Sweating despite the chill, Michael stepped forward and opened up one of the slots. Behind the cover he was presented with a rectangular opening about eight inches wide and three inches tall. Even before he leaned in, he was assaulted by the most offensive odor. It smelled of rot and excrement, worse than the oldest curdled milk he had ever had the misfortune to dig out of the back of his refrigerator. He recoiled. Pulling a handkerchief from his pocket, he covered his nose and mouth and leaned in to view the room beyond.

 

 

It was worse than he had imagined. Of course, it would have had to have been. In his experience, Michael had never dreamed of anything like what he was seeing and there was no film in existence that did it justice.

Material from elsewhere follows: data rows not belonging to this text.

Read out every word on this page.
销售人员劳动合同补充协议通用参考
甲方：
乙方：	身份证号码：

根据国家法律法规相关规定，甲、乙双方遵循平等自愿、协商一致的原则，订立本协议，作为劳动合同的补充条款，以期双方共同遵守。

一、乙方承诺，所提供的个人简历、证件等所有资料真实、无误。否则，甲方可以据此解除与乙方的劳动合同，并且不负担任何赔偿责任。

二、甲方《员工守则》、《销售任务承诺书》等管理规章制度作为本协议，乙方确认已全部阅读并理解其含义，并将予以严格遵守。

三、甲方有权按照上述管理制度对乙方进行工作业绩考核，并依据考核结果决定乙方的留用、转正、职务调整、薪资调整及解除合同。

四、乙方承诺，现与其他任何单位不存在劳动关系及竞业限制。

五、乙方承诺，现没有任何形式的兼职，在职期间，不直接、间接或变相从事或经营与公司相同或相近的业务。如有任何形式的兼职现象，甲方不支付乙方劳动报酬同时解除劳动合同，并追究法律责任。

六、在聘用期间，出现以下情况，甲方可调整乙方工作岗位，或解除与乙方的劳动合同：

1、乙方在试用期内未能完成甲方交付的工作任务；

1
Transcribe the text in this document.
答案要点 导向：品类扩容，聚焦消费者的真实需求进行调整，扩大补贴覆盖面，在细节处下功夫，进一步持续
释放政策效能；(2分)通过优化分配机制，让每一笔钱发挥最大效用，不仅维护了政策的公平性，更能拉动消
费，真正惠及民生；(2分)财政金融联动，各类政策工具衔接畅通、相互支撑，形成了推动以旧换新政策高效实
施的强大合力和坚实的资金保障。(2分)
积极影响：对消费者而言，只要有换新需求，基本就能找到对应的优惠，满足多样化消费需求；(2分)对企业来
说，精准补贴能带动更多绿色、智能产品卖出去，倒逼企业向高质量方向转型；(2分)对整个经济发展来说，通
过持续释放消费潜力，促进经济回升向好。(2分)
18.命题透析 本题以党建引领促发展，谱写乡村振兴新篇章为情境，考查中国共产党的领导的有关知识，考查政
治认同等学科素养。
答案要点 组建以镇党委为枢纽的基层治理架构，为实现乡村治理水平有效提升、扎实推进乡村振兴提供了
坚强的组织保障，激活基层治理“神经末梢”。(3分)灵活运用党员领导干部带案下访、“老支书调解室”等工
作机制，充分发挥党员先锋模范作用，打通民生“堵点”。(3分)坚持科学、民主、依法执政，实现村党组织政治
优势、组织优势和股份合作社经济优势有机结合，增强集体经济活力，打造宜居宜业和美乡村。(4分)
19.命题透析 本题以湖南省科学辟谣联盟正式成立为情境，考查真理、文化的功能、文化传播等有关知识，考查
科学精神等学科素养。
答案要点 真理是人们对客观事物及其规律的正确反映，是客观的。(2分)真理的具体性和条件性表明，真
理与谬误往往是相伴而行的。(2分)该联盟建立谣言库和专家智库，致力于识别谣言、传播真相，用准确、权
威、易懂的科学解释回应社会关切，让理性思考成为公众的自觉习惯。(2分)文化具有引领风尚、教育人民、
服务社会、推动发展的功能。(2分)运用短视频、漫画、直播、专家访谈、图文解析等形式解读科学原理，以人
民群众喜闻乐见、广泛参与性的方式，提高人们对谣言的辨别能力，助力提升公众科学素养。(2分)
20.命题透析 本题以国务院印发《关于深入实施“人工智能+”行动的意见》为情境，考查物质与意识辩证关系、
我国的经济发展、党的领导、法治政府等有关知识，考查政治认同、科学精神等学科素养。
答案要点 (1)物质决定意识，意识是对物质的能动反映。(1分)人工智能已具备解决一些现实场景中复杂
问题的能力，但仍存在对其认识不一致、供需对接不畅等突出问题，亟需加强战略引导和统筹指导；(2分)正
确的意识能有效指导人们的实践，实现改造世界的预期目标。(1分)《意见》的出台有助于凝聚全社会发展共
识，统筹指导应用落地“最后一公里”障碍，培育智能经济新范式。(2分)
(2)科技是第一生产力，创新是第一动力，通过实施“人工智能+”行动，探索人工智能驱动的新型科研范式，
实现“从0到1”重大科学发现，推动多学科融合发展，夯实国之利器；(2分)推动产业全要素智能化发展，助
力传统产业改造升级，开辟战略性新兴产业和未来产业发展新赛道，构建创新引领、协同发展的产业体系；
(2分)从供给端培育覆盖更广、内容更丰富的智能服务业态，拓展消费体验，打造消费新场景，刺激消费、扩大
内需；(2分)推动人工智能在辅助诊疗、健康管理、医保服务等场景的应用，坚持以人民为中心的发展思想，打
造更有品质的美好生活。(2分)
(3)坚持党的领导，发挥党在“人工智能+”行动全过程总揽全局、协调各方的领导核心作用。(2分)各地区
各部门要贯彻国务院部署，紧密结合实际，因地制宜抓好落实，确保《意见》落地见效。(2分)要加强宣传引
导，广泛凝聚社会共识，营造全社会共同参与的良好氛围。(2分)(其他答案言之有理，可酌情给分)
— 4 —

It was death. Only death. There were dozens of zombies inside. The room was large but still crowded enough so that they were bumping into each other. Some were damaged, having fought zombies and been bitten. Others seemed unmarked and yet they were splattered with gore here and there. Their clothing was visibly dirty, their hair matted. It was hard to tell where the filth ended and the person, what was left of the person, began. But the worst part about it was that the majority of them were teens. Just like Michael's son. These idiots had gone out
hunting
zombies as if it was some glorious sport. And look what had happened to them.

 

 

"Do you see your son?"

 

 

It was difficult to angle the flashlight so that he could see the whole room, but he managed. Kyle was at the far end of the room, slouched as he shuffled about. Michael's opening of the view slot had disturbed them. Some of them had sort of homed in on the source and were milling around close or moving in his direction. Others, like Kyle, were just meandering about. Kyle was stuck in a loop where he would walk face first into the wall, bounce back a few inches, and then do it again. Michael began to cry. He was overtaken by shuddering sobs and sank to the floor with his back against the wall. The handkerchief dropped from his grasp.

 

 

Father Ohara knelt beside him and took his hand. "When Esteban came to me, he told me that he understood the disease. He said he'd been foolish to give up his faith and that this disease had reopened his eyes. It was not a sickness of the body but of the soul, which is why the body withers from within. He didn't call it Judgment Day but he didn't have to. Michael, he said that he would find a way to free his soul, cure it so that he could move on. Only then would the body just lay down and properly die. But he needed me to protect his body while he did so. He
begged
me, Michael, and he was so
sure
.

 

 

"You're the sixth person I've brought down here, the sixth parent. That's how you knew, isn't it? Other parishioners told you? When Kyle disappeared, you went looking for answers and found them. I'm so sorry, Michael, but I promise to protect his soul until he and Esteban and all of the others can find a way to free themselves."